Our formatting of dates doesn't make use of the widely-used ISO standard text format. To be more compatible with other languages, we should properly encode the datetime object in a standard string and parse a standard string.
As we're already treating dates as a special case, this seems to be a sensible implementation. It can be done without too much change to our encoding and decoding. Consider this small change to the encoding:
if isinstance(object, datetime.datetime): fmt= "%Y-%m-%dT%H:%M:%S" return dict( __class__="datetime.datetime.strptime", __args__=[object.strftime(fmt), fmt], __kw__={} )

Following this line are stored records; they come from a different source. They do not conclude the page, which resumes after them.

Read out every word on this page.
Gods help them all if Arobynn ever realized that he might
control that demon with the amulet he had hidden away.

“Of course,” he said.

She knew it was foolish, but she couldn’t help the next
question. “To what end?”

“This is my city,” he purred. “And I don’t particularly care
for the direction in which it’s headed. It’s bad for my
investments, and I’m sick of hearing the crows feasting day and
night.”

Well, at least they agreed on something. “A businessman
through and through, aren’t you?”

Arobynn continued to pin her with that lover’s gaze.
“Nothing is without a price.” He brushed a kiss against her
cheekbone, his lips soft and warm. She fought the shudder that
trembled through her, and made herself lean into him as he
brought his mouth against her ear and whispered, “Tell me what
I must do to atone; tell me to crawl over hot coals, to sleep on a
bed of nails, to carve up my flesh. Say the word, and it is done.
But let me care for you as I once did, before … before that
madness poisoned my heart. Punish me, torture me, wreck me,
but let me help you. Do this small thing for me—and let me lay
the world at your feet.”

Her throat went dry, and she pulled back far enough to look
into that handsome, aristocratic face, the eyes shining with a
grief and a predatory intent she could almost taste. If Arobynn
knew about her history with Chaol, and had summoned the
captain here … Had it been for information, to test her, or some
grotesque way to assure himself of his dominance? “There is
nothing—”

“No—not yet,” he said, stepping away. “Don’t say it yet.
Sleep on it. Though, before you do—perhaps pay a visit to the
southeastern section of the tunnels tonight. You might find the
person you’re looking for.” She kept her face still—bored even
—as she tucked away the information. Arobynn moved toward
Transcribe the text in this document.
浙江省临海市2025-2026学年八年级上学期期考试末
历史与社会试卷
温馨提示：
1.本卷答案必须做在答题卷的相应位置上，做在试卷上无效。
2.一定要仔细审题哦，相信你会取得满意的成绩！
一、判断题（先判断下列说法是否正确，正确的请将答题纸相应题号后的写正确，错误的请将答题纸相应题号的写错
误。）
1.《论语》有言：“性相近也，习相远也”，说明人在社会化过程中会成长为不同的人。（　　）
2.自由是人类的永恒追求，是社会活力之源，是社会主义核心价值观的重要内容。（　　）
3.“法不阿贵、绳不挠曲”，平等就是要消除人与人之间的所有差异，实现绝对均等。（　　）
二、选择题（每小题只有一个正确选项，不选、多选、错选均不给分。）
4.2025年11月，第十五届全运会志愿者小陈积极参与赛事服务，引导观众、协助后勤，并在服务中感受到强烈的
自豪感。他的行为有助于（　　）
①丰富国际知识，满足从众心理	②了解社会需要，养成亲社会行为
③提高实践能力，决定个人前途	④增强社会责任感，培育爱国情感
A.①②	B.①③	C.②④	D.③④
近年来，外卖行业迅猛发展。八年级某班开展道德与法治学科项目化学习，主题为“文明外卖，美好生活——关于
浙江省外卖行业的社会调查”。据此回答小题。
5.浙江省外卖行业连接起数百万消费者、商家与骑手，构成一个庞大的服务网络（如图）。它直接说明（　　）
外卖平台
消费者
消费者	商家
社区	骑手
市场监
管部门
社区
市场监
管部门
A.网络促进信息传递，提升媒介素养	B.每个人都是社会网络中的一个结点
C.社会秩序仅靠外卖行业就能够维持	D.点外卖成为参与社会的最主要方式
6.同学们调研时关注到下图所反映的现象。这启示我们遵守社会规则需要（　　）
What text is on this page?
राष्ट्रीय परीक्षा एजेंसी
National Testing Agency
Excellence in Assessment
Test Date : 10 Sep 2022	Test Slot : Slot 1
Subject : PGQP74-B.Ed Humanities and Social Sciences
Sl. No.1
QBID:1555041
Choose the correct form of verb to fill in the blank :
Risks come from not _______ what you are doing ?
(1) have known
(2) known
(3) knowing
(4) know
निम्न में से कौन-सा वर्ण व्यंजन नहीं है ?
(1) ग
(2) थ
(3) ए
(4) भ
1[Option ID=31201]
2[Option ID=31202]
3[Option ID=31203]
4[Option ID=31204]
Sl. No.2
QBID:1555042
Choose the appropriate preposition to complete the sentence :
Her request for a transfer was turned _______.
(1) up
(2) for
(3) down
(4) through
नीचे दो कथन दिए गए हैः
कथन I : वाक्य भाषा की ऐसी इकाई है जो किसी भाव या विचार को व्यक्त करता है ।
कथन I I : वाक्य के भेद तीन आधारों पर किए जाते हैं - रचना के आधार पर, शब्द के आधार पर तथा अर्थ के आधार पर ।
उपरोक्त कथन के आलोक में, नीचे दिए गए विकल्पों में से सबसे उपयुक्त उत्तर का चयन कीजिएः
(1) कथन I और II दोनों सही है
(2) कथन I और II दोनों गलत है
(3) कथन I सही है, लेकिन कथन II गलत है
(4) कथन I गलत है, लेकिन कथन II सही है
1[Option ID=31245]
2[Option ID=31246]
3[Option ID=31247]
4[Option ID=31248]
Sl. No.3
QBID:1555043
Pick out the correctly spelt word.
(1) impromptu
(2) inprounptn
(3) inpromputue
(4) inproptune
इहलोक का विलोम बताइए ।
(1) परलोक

The encoded output names the static method datetime.datetime.strptime() and provides the argument-encoded datetime as well as the format to be used to decode it. The output for a post now looks like the following snippet:
{ "__args__": [], "__class__": "Post_J", "__kw__": { "title": "Anchor Follies", "tags": [ "#RedRanger", "#Whitby42", "#Mistakes" ], "rst_text": "Some witty epigram.", "date": { "__args__": [ "2013-11-18T15:30:00", "%Y-%m-%dT%H:%M:%S" ], "__class__": "datetime.datetime.strptime", "__kw__": {} } } }
This shows us that we now have an ISO-formatted date instead of individual fields. We've also moved away from the object creation using a class name. The __class__ value is expanded to be a class name or a static method name.